In 1994, he was sidelined for most of training camp with a calf injury he suffered in the first week of activity, but still managed to keep his starting position. During his time with the Raiders, sportscaster Chris Berman nicknamed him "If Loving You Is Wrong I Don't Want to Be" Wright.

===St. Louis Rams===
On March 22, 1995, he was signed as a free agent by the St. Louis Rams. A bulging disk in his lower back forced him to miss the last 8 games of the season. The next year his back problems resurfaced and he was limited to 3 games.

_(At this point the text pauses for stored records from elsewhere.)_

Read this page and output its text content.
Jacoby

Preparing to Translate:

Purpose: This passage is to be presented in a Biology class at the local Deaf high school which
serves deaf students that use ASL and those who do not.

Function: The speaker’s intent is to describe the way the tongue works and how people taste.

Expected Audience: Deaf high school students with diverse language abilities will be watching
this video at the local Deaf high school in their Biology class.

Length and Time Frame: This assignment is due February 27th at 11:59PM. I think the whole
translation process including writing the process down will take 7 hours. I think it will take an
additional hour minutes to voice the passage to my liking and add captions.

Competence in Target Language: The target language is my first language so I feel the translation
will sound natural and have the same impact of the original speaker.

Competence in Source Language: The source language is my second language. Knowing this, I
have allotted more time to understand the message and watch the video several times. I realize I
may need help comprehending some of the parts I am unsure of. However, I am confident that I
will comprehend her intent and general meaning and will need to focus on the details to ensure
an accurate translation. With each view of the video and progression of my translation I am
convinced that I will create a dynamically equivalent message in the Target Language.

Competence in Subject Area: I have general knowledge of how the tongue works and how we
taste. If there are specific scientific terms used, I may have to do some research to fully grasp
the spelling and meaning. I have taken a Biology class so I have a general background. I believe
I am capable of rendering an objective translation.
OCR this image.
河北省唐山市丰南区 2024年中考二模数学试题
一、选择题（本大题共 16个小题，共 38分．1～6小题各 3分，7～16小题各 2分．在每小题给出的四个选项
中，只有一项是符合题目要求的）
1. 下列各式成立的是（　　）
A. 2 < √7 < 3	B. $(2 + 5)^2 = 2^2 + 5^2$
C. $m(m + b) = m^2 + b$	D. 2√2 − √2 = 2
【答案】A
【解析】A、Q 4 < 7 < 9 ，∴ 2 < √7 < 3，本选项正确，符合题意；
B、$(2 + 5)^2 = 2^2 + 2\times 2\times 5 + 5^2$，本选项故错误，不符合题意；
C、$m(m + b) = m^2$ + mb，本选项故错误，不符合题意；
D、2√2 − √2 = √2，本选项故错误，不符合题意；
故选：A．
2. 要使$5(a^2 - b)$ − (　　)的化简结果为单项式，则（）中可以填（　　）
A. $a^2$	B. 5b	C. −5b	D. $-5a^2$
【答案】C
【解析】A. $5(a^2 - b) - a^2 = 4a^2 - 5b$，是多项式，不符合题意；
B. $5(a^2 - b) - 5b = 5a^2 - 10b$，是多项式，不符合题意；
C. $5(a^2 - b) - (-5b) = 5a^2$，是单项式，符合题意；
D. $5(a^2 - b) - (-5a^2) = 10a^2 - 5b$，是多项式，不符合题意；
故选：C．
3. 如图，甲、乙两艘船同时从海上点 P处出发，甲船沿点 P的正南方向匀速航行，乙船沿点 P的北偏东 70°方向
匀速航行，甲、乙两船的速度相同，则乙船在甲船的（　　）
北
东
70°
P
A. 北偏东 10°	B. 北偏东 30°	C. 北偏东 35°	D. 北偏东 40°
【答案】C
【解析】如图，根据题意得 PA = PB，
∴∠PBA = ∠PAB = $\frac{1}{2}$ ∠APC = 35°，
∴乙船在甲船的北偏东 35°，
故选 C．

He retired after the 1996 season, for health reasons related to his back.

=== Statistics ===

|  |  |  | Receiving |  |  |  |  | Rushing |  |  |  |  | Fumbles |  |  |
|---|---|---|---|---|---|---|---|---|---|---|---|---|---|---|---|
| Year | Team | GP | Rec | Yds | Avg | TD | Lng | Att | Yds | Avg | TD | Lng | Tot | OwR | Yds |
| 1990 | DAL | 15 | 11 | 104 | 9.5 | 0 | 20 | 3 | 26 | 8.7 | 0 | 14 | 1 | 1 | 0 |
| 1991 | DAL | 16 | 10 | 170 | 17.0 | 0 | 53 | 2 | -1 | -0.5 | 0 | 3 | 0 |  |  |
| 1992 | DAL | 4 | 0 |  |  |  |  | 0 |  |  |  |  | 0 |  |  |
| 1992 | LAR | 10 | 12 | 175 | 14.6 | 2 | 41t | 0 |  |  |  |  | 1 | 0 | 0 |
| 1993 | LAR | 15 | 27 | 462 | 17.1 | 4 | 68t | 0 |  |  |  |  | 0 |  |  |
| 1994 | LAR | 16 | 16 | 294 | 18.4 | 2 | 76t | 0 |  |  |  |  | 0 | 1 | 0 |
| 1995 | STL | 8 | 23 | 368 | 16.0 | 2 | 50 | 1 | 17 | 17.0 | 0 | 17 | 0 |  |  |
| 1996 | STL | 3 | 2 | 24 | 12.0 | 0 | 13 | 0 |  |  |  |  | 0 |  |  |
| 7 seasons |  | 87 | 101 | 1597 | 15.8 | 10 | 76t | 6 | 42 | 7.0 | 0 | 17 | 2 | 2 | 0 |

==Coaching career==
In 1999, Wright earned the Master of Arts in sports management from Lindenwood University. In 2002, he served as the interim head coach and general manager of the River City Renegades, a National Indoor Football League team.

In 2003, he served as the wide receiver coach for Francis Howell North High School in St. Charles, Missouri. In 2004, he was the wide receiver coach for West Texas A&M University. In 2005, he was hired to be the offensive coordinator at Greensboro College in Greensboro, North Carolina. He was the offensive coordinator for Southwestern Assemblies of God University in Waxahachie, Texas. He then took a role as the athletic director and head football coach at San Jacinto Christian Academy in Amarillo, Texas, in which he served from 2008 t o 2010. He also assisted with the track team.

Wright later moved to San Antonio for his ministry. He is the current President and CEO for Alexander Wright Ministries in Amarillo. He is also a pastor at Cornerstone Church in San Antonio.